I lived my study by spending a semester learning how issues I care about play out in the real world.
My coursework included field surveys on coral reefs and in seagrass beds, and also in the local human communities. I saw and learned about humans’ complex roles in coastal ecosystems. I learned about ecological issues from professors, park rangers, and others who see and experience them every day.
How did your time abroad impact your beliefs or interests?
My time abroad changed the way I see my field, and how I see the world, in so many ways.

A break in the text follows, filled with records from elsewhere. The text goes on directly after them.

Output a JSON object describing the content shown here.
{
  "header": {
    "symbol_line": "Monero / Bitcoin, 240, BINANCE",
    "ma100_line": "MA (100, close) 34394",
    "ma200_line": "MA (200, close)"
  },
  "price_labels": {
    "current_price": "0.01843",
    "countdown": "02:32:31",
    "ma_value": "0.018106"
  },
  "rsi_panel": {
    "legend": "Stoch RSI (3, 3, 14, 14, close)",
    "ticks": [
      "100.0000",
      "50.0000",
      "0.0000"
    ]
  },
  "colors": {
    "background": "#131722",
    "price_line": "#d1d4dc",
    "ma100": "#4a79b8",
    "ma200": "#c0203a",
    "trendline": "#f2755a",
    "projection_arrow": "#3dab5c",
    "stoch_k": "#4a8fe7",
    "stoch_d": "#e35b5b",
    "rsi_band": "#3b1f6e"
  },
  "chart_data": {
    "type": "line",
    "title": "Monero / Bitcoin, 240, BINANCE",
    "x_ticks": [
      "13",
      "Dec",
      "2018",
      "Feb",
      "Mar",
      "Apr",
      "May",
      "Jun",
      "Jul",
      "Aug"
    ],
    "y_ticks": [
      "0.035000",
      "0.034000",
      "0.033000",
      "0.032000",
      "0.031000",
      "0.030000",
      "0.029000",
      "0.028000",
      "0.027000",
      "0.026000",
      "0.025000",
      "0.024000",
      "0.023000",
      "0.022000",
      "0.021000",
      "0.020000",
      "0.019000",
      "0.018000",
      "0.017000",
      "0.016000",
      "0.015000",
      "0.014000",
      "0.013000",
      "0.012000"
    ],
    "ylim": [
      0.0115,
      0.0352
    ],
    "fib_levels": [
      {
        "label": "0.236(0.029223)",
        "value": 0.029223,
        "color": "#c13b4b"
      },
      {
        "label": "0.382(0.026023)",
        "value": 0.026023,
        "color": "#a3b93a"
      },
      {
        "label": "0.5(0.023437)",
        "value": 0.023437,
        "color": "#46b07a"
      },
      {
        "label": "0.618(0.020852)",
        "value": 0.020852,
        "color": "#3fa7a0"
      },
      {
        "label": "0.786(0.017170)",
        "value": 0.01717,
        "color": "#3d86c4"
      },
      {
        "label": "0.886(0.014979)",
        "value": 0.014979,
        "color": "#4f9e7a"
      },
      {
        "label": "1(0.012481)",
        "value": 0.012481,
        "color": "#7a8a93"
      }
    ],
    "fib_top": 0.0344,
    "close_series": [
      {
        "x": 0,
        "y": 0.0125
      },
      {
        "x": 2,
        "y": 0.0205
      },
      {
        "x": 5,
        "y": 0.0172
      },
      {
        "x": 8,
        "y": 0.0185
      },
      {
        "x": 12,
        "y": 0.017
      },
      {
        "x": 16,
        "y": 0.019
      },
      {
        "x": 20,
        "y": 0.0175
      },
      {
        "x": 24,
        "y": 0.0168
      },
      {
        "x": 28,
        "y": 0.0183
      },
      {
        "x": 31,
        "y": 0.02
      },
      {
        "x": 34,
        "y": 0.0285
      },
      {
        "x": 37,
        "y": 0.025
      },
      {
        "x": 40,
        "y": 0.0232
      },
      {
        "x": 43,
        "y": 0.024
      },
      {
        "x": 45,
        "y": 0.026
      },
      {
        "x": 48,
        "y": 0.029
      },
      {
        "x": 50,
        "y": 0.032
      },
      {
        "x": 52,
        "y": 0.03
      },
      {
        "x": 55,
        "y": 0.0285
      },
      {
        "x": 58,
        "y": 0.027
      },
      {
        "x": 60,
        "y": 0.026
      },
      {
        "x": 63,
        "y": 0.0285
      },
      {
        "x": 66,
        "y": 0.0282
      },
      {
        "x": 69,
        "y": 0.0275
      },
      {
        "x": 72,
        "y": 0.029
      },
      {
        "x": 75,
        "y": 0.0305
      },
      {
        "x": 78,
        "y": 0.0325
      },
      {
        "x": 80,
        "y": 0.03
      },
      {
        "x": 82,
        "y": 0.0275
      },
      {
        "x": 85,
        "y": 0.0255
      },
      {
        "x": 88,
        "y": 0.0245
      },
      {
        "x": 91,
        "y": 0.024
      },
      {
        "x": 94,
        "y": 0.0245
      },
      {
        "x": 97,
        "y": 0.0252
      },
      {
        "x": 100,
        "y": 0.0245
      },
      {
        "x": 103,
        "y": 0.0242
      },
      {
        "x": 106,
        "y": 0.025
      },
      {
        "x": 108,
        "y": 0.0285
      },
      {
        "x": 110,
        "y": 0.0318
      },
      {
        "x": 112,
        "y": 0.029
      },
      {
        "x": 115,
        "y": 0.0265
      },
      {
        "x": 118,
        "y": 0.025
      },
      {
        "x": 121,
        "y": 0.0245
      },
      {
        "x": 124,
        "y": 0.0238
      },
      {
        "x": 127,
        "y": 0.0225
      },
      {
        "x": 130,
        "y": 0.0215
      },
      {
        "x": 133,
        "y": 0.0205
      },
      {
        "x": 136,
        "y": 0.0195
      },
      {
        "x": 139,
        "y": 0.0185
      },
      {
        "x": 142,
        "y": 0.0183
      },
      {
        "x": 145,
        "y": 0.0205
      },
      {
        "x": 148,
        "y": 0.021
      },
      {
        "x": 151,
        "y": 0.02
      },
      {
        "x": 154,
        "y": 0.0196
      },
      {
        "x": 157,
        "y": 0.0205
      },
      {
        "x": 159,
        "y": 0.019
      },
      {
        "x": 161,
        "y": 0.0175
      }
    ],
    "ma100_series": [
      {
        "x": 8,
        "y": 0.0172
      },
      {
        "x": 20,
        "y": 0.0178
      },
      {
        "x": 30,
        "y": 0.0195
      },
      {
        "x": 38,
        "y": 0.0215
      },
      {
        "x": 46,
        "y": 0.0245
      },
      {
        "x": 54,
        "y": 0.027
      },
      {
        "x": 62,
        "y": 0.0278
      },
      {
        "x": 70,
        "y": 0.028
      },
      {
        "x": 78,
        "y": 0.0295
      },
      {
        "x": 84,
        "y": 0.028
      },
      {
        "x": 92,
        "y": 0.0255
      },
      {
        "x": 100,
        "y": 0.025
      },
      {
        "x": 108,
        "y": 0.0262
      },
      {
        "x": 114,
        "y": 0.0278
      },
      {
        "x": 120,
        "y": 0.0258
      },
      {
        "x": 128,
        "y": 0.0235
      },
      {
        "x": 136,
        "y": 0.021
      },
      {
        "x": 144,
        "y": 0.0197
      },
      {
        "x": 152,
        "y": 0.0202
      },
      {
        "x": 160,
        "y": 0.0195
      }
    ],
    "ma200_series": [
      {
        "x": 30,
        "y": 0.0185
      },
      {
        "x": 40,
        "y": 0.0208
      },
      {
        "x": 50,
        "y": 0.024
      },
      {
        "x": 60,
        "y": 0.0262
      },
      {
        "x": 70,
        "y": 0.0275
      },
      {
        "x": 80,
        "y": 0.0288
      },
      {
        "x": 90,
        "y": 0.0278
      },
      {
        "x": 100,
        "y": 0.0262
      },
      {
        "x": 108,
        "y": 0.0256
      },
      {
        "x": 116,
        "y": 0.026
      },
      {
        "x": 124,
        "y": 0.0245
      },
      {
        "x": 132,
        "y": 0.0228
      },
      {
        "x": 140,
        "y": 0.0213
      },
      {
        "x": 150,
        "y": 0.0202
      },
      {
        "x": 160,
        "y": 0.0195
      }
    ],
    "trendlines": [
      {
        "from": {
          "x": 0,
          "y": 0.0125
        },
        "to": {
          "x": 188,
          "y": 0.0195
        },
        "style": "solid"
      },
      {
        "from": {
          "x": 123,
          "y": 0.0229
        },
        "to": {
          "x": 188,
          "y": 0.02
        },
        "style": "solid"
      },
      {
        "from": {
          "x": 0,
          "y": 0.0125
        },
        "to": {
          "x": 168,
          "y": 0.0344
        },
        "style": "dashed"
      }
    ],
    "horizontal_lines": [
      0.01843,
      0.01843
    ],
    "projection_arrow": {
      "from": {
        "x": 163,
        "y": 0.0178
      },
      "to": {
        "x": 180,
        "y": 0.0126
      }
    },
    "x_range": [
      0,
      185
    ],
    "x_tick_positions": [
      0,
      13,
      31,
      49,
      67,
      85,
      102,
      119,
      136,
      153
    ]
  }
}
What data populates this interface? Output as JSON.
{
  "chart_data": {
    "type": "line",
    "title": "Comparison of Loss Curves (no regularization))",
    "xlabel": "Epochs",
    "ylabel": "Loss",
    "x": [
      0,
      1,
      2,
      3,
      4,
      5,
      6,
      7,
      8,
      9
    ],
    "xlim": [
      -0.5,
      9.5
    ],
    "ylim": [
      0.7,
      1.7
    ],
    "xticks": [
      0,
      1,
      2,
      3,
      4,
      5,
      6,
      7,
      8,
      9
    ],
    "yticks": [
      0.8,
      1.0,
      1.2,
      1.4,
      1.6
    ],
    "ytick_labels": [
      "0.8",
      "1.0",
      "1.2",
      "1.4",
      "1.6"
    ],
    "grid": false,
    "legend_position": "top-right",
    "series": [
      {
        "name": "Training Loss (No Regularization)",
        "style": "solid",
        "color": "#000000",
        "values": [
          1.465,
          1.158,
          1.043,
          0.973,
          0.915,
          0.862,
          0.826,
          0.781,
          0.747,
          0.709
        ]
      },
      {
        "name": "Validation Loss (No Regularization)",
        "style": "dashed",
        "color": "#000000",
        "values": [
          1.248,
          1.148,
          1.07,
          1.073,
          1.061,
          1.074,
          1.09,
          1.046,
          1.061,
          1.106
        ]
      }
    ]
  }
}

It showed me how complicated natural resource management really is, and made me more aware of and interested in the human aspects of ecology and sustainability. It made me more interested in looking at my field from an international perspective. It challenged how I think of tourism and ecotourism and led me to think critically about tourism’s ecological and social impacts, both positive and negative. It complicated, in a good way, how I think about development organizations and international aid.
It challenged stereotypes about Africa and also about Islam, that are generally held by people in Western countries, and it made me want to learn so much more about Islamic cultures, and other cultures in general.
What research projects were you able to participate in while abroad? My coursework during the semester included several short, small-group research projects, including surveys of mangroves, monkey populations, and reef fish.
Then, for the last month of the program, I did an independent research project on sea cucumber farming. This practice has begun globally in response to the overharvesting of wild populations, but these farms are new to Zanzibar. My project involved measuring the sea cucumber population and size distribution at two farms, and interviewing fishers and other community members to learn about the role of sea cucumbers in the community.
I shared my results with the farmer in hopes that he can use the information. I also wrote a project report that will hopefully help sea cucumber farming to spread in Zanzibar, benefiting sea cucumbers as well as the people that could earn income from farming them.